Very few people – especially those with any truly valid reason for disliking how their local council is run politically (apart from mere party preferences) – seem to have any idea why the 'Cabinet-plus-Scrutiny' model was imposed on councils above a certain size a dozen or so years ago.
The clues were there from the outset (as they usually are, to the more perceptive among us), though I waited for events to play out in order to have solid evidence rather than supposition and logical deduction alone.
The single biggest clue was that it was devised by Whitehall 'mandarins' and implemented ('sold') through a Labour government. Immediately this should get anyone's mental alarm bells ringing. Secondly, the Cabinet agenda everywhere was required to include a number of strategies and plans that were fevised by, and tightly constrained in format and content by – yes, you probably guessed it: Whitehall.
We probably all realise that Civil Service Mandarins' greatest ambition in life is to expand their empires and extend their control over our country, and the only way left by then was to take over local democracy, by proxy in order to preserve the appearance of what is called 'localism'.
Thus a scheme was devised by senior Civil Servants that would be easy to get a Labour government to implement, via the right 'sales pitch', but which in reality meant that a huge amount of the local policy agenda would be dictated far more closely by themselves. That's why, if you look down any Cabinet agenda for any council in the country, this fact will shout out to you after just a few such scans. It is glaringly obvious.
In practice, what all this has meant was that most (all but nine or ten) of a
council's elected members immediately lost their policy voting rights on
most topics, these now falling under the direct and exclusive control
of the Cabinet. Some matters have to go to the Full Council to finally
decide, but only after the Cabinet has already had first dibs at debate
(a one-party debate at that) and it is their documentation that goes to Council... although the entirely powerless Scrutiny
Committees (made up of the non-cabinet councillors) can also make
Here in Medway, the only 'local' agenda items for Cabinet are the long-standing Recruitment Freeze (a nod-through every time) and contract awards – which do not need to come to Cabinet. If you're paying a portfolio holder that much, and with a huge officer corps behind that person as well, there is really no need to make those decisions as 'Cabinet acting collectively'. A competent portfolio holder will almost always be able to handle that directly. It's not as if there is even any public interest in those agenda items...
Just like the Cabinet of Dr Caligari, the elected members that form local council cabinets are, in reality, under the control of another: in this case, Whitehall – though I suspect that many of them haven't even now, after all these years, cottoned onto this fact. If they have, they are complicit in the deceit and are not serving their electorate, however much they might try to deceive themselves that they are, because of, er, this and that (I'm sure they could pluck such things out of the air if challenged). Those ones are not fit to hold public office, ever. The others are too gullible to be entrusted with such office either – but all of that is for the electorate to decide, of course, when they come up for re-election.

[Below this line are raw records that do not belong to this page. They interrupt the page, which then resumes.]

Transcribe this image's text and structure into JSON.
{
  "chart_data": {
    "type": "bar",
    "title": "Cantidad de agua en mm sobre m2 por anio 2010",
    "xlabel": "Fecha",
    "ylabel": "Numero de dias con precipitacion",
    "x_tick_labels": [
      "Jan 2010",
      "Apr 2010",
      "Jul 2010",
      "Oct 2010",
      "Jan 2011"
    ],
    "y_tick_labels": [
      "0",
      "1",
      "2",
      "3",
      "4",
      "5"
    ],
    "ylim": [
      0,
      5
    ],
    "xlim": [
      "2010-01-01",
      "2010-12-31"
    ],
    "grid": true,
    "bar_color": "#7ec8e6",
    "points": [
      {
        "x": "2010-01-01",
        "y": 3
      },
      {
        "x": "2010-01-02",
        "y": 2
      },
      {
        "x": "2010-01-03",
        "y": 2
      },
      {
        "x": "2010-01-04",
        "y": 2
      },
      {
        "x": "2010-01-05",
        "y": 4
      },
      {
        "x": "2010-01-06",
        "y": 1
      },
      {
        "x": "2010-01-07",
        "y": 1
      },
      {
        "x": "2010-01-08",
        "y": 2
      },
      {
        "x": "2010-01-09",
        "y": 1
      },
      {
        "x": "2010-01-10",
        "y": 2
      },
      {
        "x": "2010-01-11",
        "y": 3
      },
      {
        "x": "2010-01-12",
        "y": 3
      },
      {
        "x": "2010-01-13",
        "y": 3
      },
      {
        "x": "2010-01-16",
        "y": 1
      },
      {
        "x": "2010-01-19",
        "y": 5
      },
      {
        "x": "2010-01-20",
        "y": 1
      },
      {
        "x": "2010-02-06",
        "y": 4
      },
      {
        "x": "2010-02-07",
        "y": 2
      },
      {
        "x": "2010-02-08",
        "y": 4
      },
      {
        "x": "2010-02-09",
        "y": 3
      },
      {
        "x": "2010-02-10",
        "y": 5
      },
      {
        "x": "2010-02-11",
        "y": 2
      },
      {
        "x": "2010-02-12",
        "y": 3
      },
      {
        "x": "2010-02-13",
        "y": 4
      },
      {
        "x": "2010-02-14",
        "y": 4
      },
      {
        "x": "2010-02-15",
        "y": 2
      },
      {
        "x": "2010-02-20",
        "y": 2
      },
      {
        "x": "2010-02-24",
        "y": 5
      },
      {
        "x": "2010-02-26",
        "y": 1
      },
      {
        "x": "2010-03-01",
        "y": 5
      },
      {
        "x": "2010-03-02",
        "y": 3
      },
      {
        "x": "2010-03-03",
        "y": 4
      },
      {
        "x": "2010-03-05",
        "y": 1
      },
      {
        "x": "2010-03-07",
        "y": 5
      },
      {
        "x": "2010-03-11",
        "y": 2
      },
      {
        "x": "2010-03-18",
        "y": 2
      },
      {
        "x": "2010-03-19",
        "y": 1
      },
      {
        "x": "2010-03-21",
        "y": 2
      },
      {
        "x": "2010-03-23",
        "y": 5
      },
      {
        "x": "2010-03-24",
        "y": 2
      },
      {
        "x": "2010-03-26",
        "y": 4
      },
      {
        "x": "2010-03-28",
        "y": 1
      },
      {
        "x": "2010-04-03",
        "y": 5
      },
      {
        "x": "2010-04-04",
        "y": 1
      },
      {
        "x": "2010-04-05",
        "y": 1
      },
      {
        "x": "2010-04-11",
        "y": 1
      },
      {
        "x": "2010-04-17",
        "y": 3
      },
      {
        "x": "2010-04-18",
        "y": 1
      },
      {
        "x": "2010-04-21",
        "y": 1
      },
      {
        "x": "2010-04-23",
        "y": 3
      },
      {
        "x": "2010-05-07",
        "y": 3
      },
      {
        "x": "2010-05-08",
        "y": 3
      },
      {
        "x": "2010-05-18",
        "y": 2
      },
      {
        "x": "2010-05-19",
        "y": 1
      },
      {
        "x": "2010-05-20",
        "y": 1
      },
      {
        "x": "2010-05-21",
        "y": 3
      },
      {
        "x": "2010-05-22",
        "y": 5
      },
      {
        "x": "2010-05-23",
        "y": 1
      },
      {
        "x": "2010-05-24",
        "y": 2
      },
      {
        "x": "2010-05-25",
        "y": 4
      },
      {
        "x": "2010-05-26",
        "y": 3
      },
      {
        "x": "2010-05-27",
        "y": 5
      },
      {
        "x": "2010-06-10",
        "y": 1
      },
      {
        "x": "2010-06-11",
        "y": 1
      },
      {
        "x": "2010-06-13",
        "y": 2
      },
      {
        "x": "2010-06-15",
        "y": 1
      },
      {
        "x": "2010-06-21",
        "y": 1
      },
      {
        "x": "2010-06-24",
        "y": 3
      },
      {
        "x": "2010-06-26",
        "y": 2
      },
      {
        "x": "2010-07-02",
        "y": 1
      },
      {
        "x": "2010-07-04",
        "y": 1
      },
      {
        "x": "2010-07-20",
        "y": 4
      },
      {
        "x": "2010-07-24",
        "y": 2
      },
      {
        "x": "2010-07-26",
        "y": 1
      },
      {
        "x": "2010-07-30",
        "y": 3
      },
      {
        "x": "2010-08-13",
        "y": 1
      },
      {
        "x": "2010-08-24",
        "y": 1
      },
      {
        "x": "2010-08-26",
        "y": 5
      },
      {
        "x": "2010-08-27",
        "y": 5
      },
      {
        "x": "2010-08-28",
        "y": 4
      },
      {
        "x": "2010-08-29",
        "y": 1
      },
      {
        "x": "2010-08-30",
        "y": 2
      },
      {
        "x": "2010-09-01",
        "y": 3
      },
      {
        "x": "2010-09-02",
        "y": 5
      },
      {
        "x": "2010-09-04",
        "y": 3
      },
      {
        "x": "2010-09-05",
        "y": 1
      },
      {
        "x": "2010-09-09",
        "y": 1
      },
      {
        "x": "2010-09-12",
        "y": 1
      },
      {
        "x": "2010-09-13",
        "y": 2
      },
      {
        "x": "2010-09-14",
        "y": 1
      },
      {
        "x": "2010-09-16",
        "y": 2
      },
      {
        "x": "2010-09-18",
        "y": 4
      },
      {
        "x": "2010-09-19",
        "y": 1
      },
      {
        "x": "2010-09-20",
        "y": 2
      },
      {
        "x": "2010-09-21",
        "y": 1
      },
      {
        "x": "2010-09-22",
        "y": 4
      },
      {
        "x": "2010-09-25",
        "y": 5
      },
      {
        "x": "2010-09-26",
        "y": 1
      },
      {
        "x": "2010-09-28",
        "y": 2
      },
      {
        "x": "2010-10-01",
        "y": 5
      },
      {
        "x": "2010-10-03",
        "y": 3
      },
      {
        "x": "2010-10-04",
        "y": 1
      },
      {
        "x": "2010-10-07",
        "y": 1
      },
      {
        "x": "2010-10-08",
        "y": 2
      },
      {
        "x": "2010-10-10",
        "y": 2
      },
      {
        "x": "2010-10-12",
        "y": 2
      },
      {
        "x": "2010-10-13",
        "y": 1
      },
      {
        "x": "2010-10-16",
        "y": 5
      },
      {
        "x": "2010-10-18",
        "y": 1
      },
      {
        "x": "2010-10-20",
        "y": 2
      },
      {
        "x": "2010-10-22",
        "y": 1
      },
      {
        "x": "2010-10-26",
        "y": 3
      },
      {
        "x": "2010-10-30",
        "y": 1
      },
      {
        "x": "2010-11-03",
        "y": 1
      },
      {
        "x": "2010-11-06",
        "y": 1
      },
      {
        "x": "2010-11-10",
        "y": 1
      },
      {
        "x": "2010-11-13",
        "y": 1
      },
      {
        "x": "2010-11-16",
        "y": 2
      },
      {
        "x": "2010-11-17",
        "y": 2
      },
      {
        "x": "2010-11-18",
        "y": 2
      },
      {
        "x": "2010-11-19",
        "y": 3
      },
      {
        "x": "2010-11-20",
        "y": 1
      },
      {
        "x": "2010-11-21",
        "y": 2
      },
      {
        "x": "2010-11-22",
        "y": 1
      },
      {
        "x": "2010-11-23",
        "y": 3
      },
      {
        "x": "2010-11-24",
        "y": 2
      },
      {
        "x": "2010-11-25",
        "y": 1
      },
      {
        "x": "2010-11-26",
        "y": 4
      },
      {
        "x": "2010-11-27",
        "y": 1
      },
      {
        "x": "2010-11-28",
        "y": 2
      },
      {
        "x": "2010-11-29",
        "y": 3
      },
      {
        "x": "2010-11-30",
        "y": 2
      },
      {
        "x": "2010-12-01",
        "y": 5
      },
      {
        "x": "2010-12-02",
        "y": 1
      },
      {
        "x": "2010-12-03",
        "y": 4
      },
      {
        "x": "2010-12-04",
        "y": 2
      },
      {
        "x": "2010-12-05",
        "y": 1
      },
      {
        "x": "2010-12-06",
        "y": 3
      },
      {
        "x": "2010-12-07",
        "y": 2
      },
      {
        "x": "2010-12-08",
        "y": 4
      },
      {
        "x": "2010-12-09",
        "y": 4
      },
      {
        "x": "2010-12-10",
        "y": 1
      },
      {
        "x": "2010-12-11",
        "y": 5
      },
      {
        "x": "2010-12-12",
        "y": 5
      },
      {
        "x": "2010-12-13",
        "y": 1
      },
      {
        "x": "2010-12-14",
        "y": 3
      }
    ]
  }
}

Thus is was refreshing when the change of national government resulted in Eric Pickles offering councils the opportunity to revert to the former Service Committee structure instead of Cabinet-plus-Scrutiny, but without having to scrap any genuine benefits that the new system had brought (there have been a few, though more minor than they were trumpeted at the time they were introduced).
I asked a 'public question' at our local council (Medway) at the time this was being prepared at national level, asking if Medway would take up this offer once it was made. As I had expected, I received an evasive and (frankly) arrogant response – and the proof of the pudding is that (surprise, surprise!) they have not done so.
This has singularly resulted in an unstoppable trend that I had noticed over the years since the system was introduced in October 2001, continuing and worsening further. That is the disconnect between the public and their elected representatives, as it is portfolio holders who are invariably addressed by public questions, and they really don't handle it very well.
Now, a lot of what goes on is (predictably!) party political manipulation and dominance of the public questions item on the Council agenda – but even so there are glaringly obvious bad practices by most portfolio holders. I find it all acutely embarrassing – not because they are bad people, they really aren't, but because they have drifting further away from the public-at-large for so long that it has become all too easy for their opponents to label them 'out of touch' and gain a huge amount of (undeserved) political capital as a result.
The only way, in the whole of creation, that this trend can be halted and reversed is by scrapping the Cabinet system, and by having brand new committee chairmen who have never been portfolio holders. Frankly, there is no other way; and if the nettle isn't grasped soon it will mean that Whitehall will be able to strike the final few nails into the 'localism' coffin before very much longer, killing off actual local democracy Caligari-style, as has obviously been their intention all along.